The transaction will probably close late in the fourth quarter or early in 2013’s first quarter, Tarr said. He will lead the combined company, which will be based in Longmont and keep the DigitalGlobe name.

DigitalGlobe and GeoEye provide satellite images to customers such as Google Inc. and the U.S. Defense Department. In May, DigitalGlobe rejected a takeover offer from GeoEye for about $792 million, saying the bid undervalued its business.

Capital and expense savings from the combination will exceed $1.5 billion and be realized over two years, DigitalGlobe Chief Financial Officer Yancey Spruill said on the call.

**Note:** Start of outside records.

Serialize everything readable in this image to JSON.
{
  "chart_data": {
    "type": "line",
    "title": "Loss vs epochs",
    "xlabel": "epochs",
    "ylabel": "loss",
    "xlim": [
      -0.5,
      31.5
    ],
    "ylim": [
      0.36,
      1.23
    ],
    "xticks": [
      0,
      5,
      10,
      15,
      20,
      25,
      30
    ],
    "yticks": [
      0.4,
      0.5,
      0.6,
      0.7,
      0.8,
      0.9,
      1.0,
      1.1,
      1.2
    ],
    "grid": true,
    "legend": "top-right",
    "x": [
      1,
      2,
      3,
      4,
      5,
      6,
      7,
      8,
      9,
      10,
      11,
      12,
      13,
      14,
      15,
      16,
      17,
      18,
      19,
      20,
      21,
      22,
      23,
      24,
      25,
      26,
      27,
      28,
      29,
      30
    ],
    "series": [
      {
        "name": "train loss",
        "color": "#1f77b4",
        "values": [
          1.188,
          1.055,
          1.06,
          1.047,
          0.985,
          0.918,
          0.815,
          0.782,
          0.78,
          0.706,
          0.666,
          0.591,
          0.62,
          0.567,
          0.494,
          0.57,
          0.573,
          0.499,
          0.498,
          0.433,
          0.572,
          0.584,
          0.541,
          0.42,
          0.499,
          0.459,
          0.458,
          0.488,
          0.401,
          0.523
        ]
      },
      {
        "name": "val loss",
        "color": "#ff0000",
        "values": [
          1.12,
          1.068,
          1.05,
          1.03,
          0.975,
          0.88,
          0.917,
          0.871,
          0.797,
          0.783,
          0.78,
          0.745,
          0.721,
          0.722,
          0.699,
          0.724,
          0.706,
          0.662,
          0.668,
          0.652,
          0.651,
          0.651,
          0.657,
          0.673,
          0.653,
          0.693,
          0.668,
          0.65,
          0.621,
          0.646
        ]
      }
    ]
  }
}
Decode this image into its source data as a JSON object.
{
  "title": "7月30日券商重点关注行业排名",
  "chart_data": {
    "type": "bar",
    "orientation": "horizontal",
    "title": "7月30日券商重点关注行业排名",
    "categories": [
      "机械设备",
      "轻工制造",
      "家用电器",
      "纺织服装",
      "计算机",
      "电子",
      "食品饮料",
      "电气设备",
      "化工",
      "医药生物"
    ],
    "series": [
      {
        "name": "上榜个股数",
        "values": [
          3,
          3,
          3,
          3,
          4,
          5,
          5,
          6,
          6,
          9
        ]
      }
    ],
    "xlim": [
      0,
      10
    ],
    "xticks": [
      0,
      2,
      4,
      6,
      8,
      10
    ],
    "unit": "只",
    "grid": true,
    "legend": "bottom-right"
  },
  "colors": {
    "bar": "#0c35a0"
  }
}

DigitalGlobe plans to complete the two satellites now under construction, GeoEye2 and WorldView-3, Tarr said. The company will launch the first satellite in 2013 or 2014, and delay the launch of the other until later in the decade, preserving it as a “ground spare,” Spruill said.

Capital spending at the combined company will probably average $200 million annually in the “long term,” compared with $400 million to $500 million now, Spruill said.

The company will have a backlog of future work of more than $3 billion, according to the slide presentation.